The Christian Hope
11:1-3 Faith means that we are certain of the things we hope for, convinced of the thing we do not see. It was because of faith that the men of old time had their record attested. It is by faith that we understand that the world was fashioned by the word of God, so that what is seen came into being out of what is unseen.
To the writer to the Hebrews faith is absolutely certain that what it believes is true and that what it expects will come. It is not the hope which looks forward with wistful longing; it is the hope which looks forward with utter conviction. In the early days of persecution they brought a humble Christian before the judges. He told them that nothing they could do could shake him because he believed that, if he was true to God, God would be true to him. "Do you really think," asked the judge, "that the like of you will go to God and his glory?" "I do not think," said the man, "I know." At one time Bunyan was tortured by uncertainty. "Everyone doth think his own Religion rightest," he said, "both Jews and Moors and Pagans; and how if all our Faith and Christ and Scriptures should be but a 'Think so' too?" But when the light broke he ran out crying, "Now I know! I know!" The Christian faith is a hope that has turned to certainty.

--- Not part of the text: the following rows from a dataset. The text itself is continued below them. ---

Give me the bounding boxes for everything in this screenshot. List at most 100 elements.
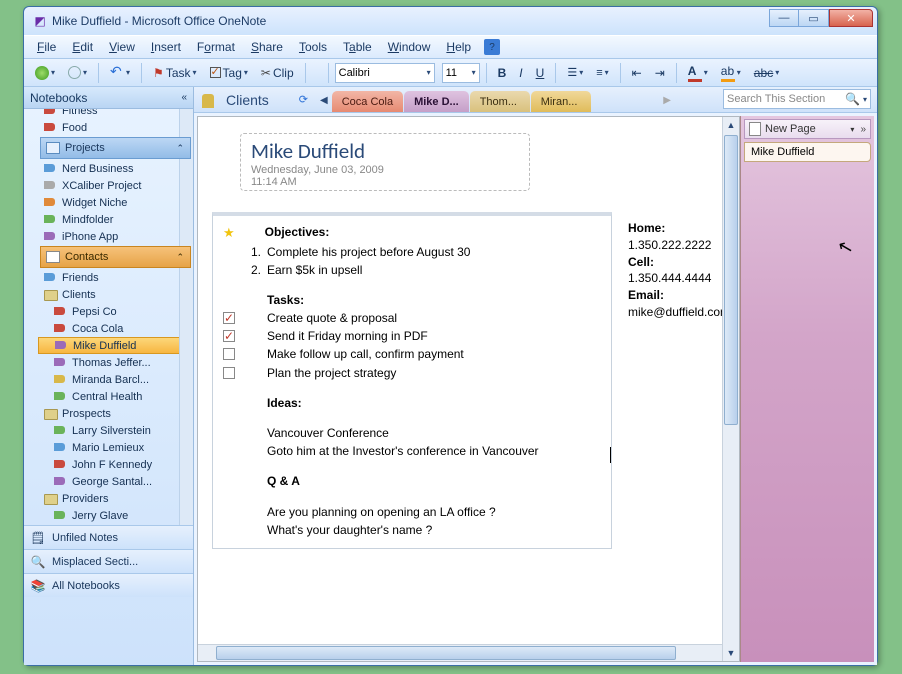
provider-item[interactable]: Jerry Glave	[38, 507, 193, 524]
notebook-item-friends[interactable]: Friends	[38, 269, 193, 286]
numbering-button[interactable]: ≡▾	[591, 62, 613, 84]
page-list-panel: New Page▾» Mike Duffield	[740, 116, 874, 662]
client-item[interactable]: Miranda Barcl...	[38, 371, 193, 388]
contacts-section-header[interactable]: Contacts⌃	[40, 246, 191, 268]
page-title-container[interactable]: Mike Duffield Wednesday, June 03, 2009 1…	[240, 133, 530, 191]
tab-scroll-left[interactable]: ◀	[316, 95, 332, 106]
vertical-scrollbar[interactable]: ▲ ▼	[722, 117, 739, 661]
folder-providers[interactable]: Providers	[38, 490, 193, 507]
notebook-item[interactable]: Food	[38, 119, 193, 136]
app-window: ◩ Mike Duffield - Microsoft Office OneNo…	[23, 6, 878, 666]
menu-help[interactable]: Help	[439, 38, 478, 56]
page-list-item[interactable]: Mike Duffield	[744, 142, 871, 162]
client-item[interactable]: Coca Cola	[38, 320, 193, 337]
tab-scroll-right[interactable]: ▶	[659, 95, 675, 106]
prospect-item[interactable]: John F Kennedy	[38, 456, 193, 473]
menu-format[interactable]: Format	[190, 38, 242, 56]
note-container[interactable]: ★Objectives: 1.Complete his project befo…	[212, 212, 612, 549]
prospect-item[interactable]: Larry Silverstein	[38, 422, 193, 439]
notebook-item[interactable]: Widget Niche	[38, 194, 193, 211]
unfiled-notes-button[interactable]: 🗒Unfiled Notes	[24, 525, 193, 549]
bold-button[interactable]: B	[493, 62, 512, 84]
outdent-button[interactable]: ⇤	[627, 62, 647, 84]
menu-tools[interactable]: Tools	[292, 38, 334, 56]
scroll-up-icon[interactable]: ▲	[723, 117, 739, 133]
section-name[interactable]: Clients	[226, 92, 269, 108]
menu-view[interactable]: View	[102, 38, 142, 56]
indent-button[interactable]: ⇥	[650, 62, 670, 84]
client-item[interactable]: Thomas Jeffer...	[38, 354, 193, 371]
menu-insert[interactable]: Insert	[144, 38, 188, 56]
task-button[interactable]: ⚑Task▾	[148, 62, 201, 84]
navigation-sidebar: Notebooks« Fitness Food Projects⌃ Nerd B…	[24, 87, 194, 665]
font-family-select[interactable]: Calibri▾	[335, 63, 435, 83]
notebook-item[interactable]: Nerd Business	[38, 160, 193, 177]
back-button[interactable]: ▾	[30, 62, 60, 84]
client-item[interactable]: Central Health	[38, 388, 193, 405]
checkbox-icon[interactable]	[223, 367, 235, 379]
tab-mike-duffield-active[interactable]: Mike D...	[404, 91, 469, 112]
help-icon[interactable]: ?	[484, 39, 500, 55]
checkbox-checked-icon[interactable]	[223, 330, 235, 342]
forward-button[interactable]: ▾	[63, 62, 92, 84]
scroll-thumb[interactable]	[724, 135, 738, 425]
projects-section-header[interactable]: Projects⌃	[40, 137, 191, 159]
page-title[interactable]: Mike Duffield	[251, 138, 519, 164]
menu-edit[interactable]: Edit	[65, 38, 100, 56]
page-canvas[interactable]: Mike Duffield Wednesday, June 03, 2009 1…	[197, 116, 740, 662]
folder-clients[interactable]: Clients	[38, 286, 193, 303]
underline-button[interactable]: U	[531, 62, 550, 84]
highlight-button[interactable]: ab▾	[716, 62, 746, 84]
section-color-icon	[202, 94, 214, 108]
toolbar: ▾ ▾ ▾ ⚑Task▾ Tag▾ ✂Clip Calibri▾ 11▾ B I…	[24, 59, 877, 87]
strike-button[interactable]: abє▾	[749, 62, 785, 84]
checkbox-icon[interactable]	[223, 348, 235, 360]
bullets-button[interactable]: ☰▾	[562, 62, 588, 84]
expand-icon[interactable]: »	[860, 124, 866, 135]
italic-button[interactable]: I	[514, 62, 527, 84]
scroll-down-icon[interactable]: ▼	[723, 645, 739, 661]
new-page-button[interactable]: New Page▾»	[744, 119, 871, 139]
menu-bar: File Edit View Insert Format Share Tools…	[24, 35, 877, 59]
maximize-button[interactable]: ▭	[799, 9, 829, 27]
tag-button[interactable]: Tag▾	[205, 62, 253, 84]
font-size-select[interactable]: 11▾	[442, 63, 480, 83]
notebooks-header[interactable]: Notebooks«	[24, 87, 193, 109]
prospect-item[interactable]: George Santal...	[38, 473, 193, 490]
page-time: 11:14 AM	[251, 176, 519, 188]
tab-miranda[interactable]: Miran...	[531, 91, 591, 112]
notebooks-icon: 📚	[30, 578, 46, 594]
notebook-item[interactable]: iPhone App	[38, 228, 193, 245]
client-item-selected[interactable]: Mike Duffield	[38, 337, 193, 354]
horizontal-scrollbar[interactable]	[198, 644, 722, 661]
menu-table[interactable]: Table	[336, 38, 379, 56]
font-color-button[interactable]: A▾	[683, 62, 713, 84]
search-input[interactable]: Search This Section 🔍▾	[723, 89, 871, 109]
undo-button[interactable]: ▾	[105, 62, 135, 84]
all-notebooks-button[interactable]: 📚All Notebooks	[24, 573, 193, 597]
misplaced-sections-button[interactable]: 🔍Misplaced Secti...	[24, 549, 193, 573]
star-icon: ★	[223, 224, 235, 242]
clip-button[interactable]: ✂Clip	[256, 62, 299, 84]
minimize-button[interactable]: —	[769, 9, 799, 27]
menu-share[interactable]: Share	[244, 38, 290, 56]
tab-thomas[interactable]: Thom...	[470, 91, 530, 112]
search-icon[interactable]: 🔍	[845, 92, 860, 106]
text-cursor	[610, 447, 611, 463]
menu-window[interactable]: Window	[381, 38, 438, 56]
misplaced-icon: 🔍	[30, 554, 46, 570]
checkbox-checked-icon[interactable]	[223, 312, 235, 324]
prospect-item[interactable]: Mario Lemieux	[38, 439, 193, 456]
tab-coca-cola[interactable]: Coca Cola	[332, 91, 403, 112]
main-area: Clients ⟳ ◀ Coca Cola Mike D... Thom... …	[194, 87, 877, 665]
titlebar[interactable]: ◩ Mike Duffield - Microsoft Office OneNo…	[24, 7, 877, 35]
menu-file[interactable]: File	[30, 38, 63, 56]
notebook-item[interactable]: Fitness	[38, 109, 193, 119]
notebook-item[interactable]: Mindfolder	[38, 211, 193, 228]
close-button[interactable]: ✕	[829, 9, 873, 27]
hscroll-thumb[interactable]	[216, 646, 676, 660]
reload-icon[interactable]: ⟳	[299, 93, 308, 106]
folder-prospects[interactable]: Prospects	[38, 405, 193, 422]
notebook-item[interactable]: XCaliber Project	[38, 177, 193, 194]
client-item[interactable]: Pepsi Co	[38, 303, 193, 320]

This Christian hope is such that it dictates all a man's conduct. He lives in it and he dies in it; and it is the possession of it which makes him act as he does.
As Silesius sang:
"With Hope for pilgrim's stall I go,
And Patience is my travelling dress
Wherewith through earthly weal and woe,
I fare to everlastingness."
Moffatt distinguishes three directions in which the Christian hope operates.

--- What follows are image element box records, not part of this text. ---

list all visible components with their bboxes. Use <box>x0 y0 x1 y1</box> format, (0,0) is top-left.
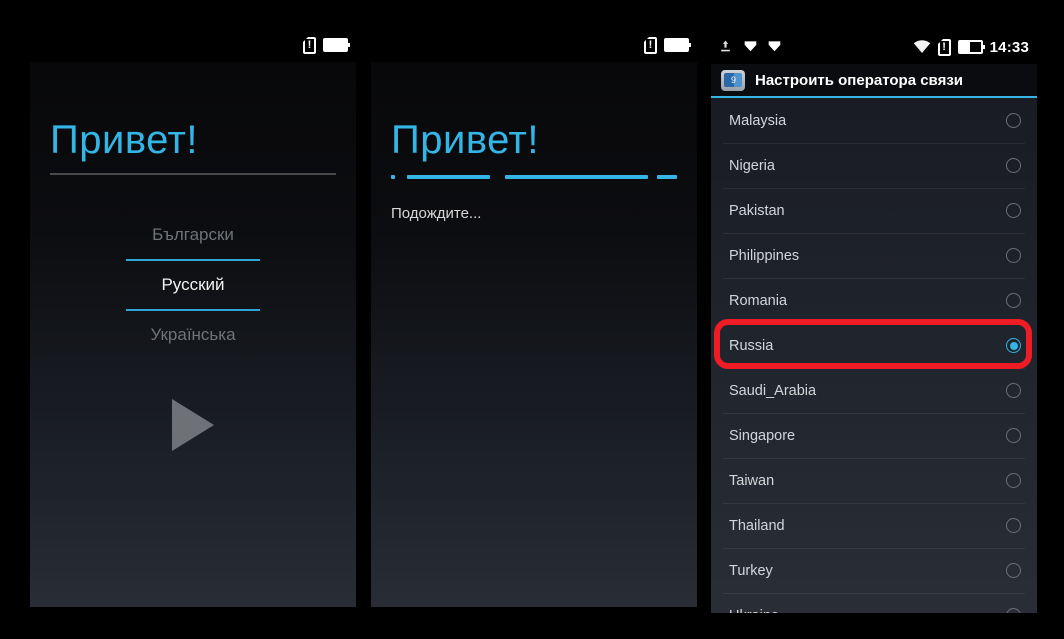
list-item[interactable]: Pakistan <box>711 188 1037 233</box>
country-label: Thailand <box>729 517 785 534</box>
country-label: Philippines <box>729 247 800 264</box>
panel-welcome-language: Привет! Български Русский Українська Экс… <box>30 28 356 607</box>
loading-status-text: Подождите... <box>391 205 482 222</box>
status-bar-settings: 14:33 <box>711 30 1037 64</box>
play-triangle-icon <box>172 399 214 451</box>
radio-button[interactable] <box>1006 248 1021 263</box>
radio-button-selected[interactable] <box>1006 338 1021 353</box>
language-option-ukrainian[interactable]: Українська <box>50 311 336 359</box>
radio-button[interactable] <box>1006 428 1021 443</box>
settings-title-bar: 9 Настроить оператора связи <box>711 64 1037 98</box>
country-label: Russia <box>729 337 774 354</box>
radio-button[interactable] <box>1006 608 1021 613</box>
download-arrow-icon <box>767 39 782 55</box>
status-bar-system-icons: 14:33 <box>913 38 1029 56</box>
panel-welcome-loading: Привет! Подождите... <box>371 28 697 607</box>
greeting-title: Привет! <box>50 118 198 162</box>
radio-button[interactable] <box>1006 158 1021 173</box>
sim-missing-icon <box>937 38 951 56</box>
radio-button[interactable] <box>1006 113 1021 128</box>
status-bar-right-icons-loading <box>644 36 691 54</box>
battery-full-icon <box>664 38 691 52</box>
country-label: Saudi_Arabia <box>729 382 817 399</box>
wifi-icon <box>913 40 931 54</box>
status-bar-right-icons <box>303 36 350 54</box>
panel-operator-settings: 14:33 9 Настроить оператора связи Malays… <box>711 30 1037 613</box>
language-option-russian[interactable]: Русский <box>50 261 336 309</box>
list-item[interactable]: Philippines <box>711 233 1037 278</box>
sim-missing-icon <box>303 36 316 54</box>
country-label: Singapore <box>729 427 796 444</box>
greeting-divider <box>50 173 336 175</box>
country-label: Taiwan <box>729 472 775 489</box>
list-item[interactable]: Saudi_Arabia <box>711 368 1037 413</box>
sim-missing-icon <box>644 36 657 54</box>
status-bar-welcome <box>30 28 356 62</box>
loading-body: Привет! Подождите... <box>371 118 697 607</box>
status-bar-clock: 14:33 <box>989 38 1029 56</box>
list-item[interactable]: Nigeria <box>711 143 1037 188</box>
radio-button[interactable] <box>1006 203 1021 218</box>
battery-half-icon <box>957 40 985 54</box>
radio-button[interactable] <box>1006 473 1021 488</box>
list-item[interactable]: Taiwan <box>711 458 1037 503</box>
country-label: Pakistan <box>729 202 785 219</box>
operator-settings-app-icon: 9 <box>721 69 745 91</box>
radio-button[interactable] <box>1006 383 1021 398</box>
country-label: Romania <box>729 292 788 309</box>
list-item[interactable]: Ukraine <box>711 593 1037 613</box>
radio-button[interactable] <box>1006 518 1021 533</box>
welcome-body: Привет! Български Русский Українська Экс… <box>30 118 356 607</box>
list-item-selected[interactable]: Russia <box>711 323 1037 368</box>
language-list: Български Русский Українська <box>50 211 336 359</box>
usb-upload-icon <box>719 39 734 55</box>
battery-full-icon <box>323 38 350 52</box>
status-bar-notification-icons <box>719 39 782 55</box>
country-label: Malaysia <box>729 112 787 129</box>
download-arrow-icon <box>743 39 758 55</box>
country-label: Nigeria <box>729 157 775 174</box>
list-item[interactable]: Turkey <box>711 548 1037 593</box>
radio-button[interactable] <box>1006 563 1021 578</box>
list-item[interactable]: Malaysia <box>711 98 1037 143</box>
country-label: Turkey <box>729 562 773 579</box>
settings-title: Настроить оператора связи <box>755 71 963 89</box>
language-option-bulgarian[interactable]: Български <box>50 211 336 259</box>
list-item[interactable]: Romania <box>711 278 1037 323</box>
country-list[interactable]: Malaysia Nigeria Pakistan Philippines Ro… <box>711 98 1037 613</box>
status-bar-loading <box>371 28 697 62</box>
radio-button[interactable] <box>1006 293 1021 308</box>
greeting-title: Привет! <box>391 118 539 162</box>
indeterminate-progress-bar <box>391 175 677 179</box>
start-button[interactable] <box>50 399 336 456</box>
list-item[interactable]: Thailand <box>711 503 1037 548</box>
list-item[interactable]: Singapore <box>711 413 1037 458</box>
country-label: Ukraine <box>729 608 1006 614</box>
screenshot-canvas: Привет! Български Русский Українська Экс… <box>0 0 1064 639</box>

(i) It is belief in God against the world. If we follow the world's standards we may well have ease and comfort and prosperity; if we follow God's standards we may well have pain and loss and unpopularity. It is the conviction of the Christian that it is better to suffer with God than to prosper with the world. In the book of Daniel, Shadrach, Meshach and Abed-nego are confronted with the choice of obeying Nebuchadnezzar and worshipping the king's image or obeying God and entering the fiery furnace. Without hesitation they choose God ( Daniel 3:1-30 ). When Bunyan was due for trial he said: "With God's comfort in my poor soul, before I went down to the justices I begged of God that if I might do more good by being at liberty than in prison, then I might be set at liberty. But if not, his will be done." The Christian attitude is that in terms of eternity it is better to stake everything on God than to trust to the rewards of the world.
(ii) The Christian hope is belief in the spirit against the senses. The senses say to a man: "Take what you can touch and taste and handle and enjoy."
"Gather ye rosebuds while ye may,
Old Time is still a-flying;
And this same flower that smiles today
Tomorrow will be dying."
The senses tell us to grasp the thing of the moment; the spirit tells us that there is something far beyond that. The Christian believes in the spirit rather than the senses.
(iii) The Christian hope is belief in the future against the present. Long ago Epicurus said the chief end of life was pleasure. But he did not mean what so many people think he meant. He insisted that we must take the long view. The thing which is pleasant at the moment may bring pain in the long run; the thing which hurts like fury at the moment may bring joy in the long run. The Christian is certain that in the long run no man can exile the truth for "great is truth, and in the end she will prevail."
It looked as if his judges had eliminated Socrates and as if Pilate had crushed Christ; but the verdict of the future reversed the verdict of the moment. Fosdick somewhere says that Nero once condemned Paul, but the years have passed on and the time has come when men call their sons Paul and their dogs Nero.
It is easy to argue: "Why should I refuse the pleasure of the moment for an uncertain future?" The Christian answer is that the future is not uncertain because it belongs to God; and it is enough that God has commanded and that God has promised.
The writer to the Hebrews goes on to say that it was precisely because the great heroes of the faith lived on that principle that they were approved by God. Every one of them refused what the world calls greatness and staked everything on God--and history proved them right.
The writer to the Hebrews goes further. He says that it is an act of faith to believe that God made this world and adds that the things which are seen emerged from the things which are not seen. This was aiming a blow at the current belief that God created the world out of existing matter which, being necessarily imperfect, meant that from the beginning this was an imperfect world. The writer to the Hebrews insists that God did not work with existing material but created the world from nothing. When he argued like this he was not interested in the scientific side of the matter; he wanted to stress the fact that this is God's world.
If we can grip that fact, two things follow. First, we will use it as such. We will remember that everything in it is God's and will try to use it as God would have us use it. Second, we will remember that, even when it may not look like it, somehow God is in control. If we believe that this is God's world then into our lives come a new sense of responsibility and a new power of acceptance, for everything belongs to God and all is in his hands.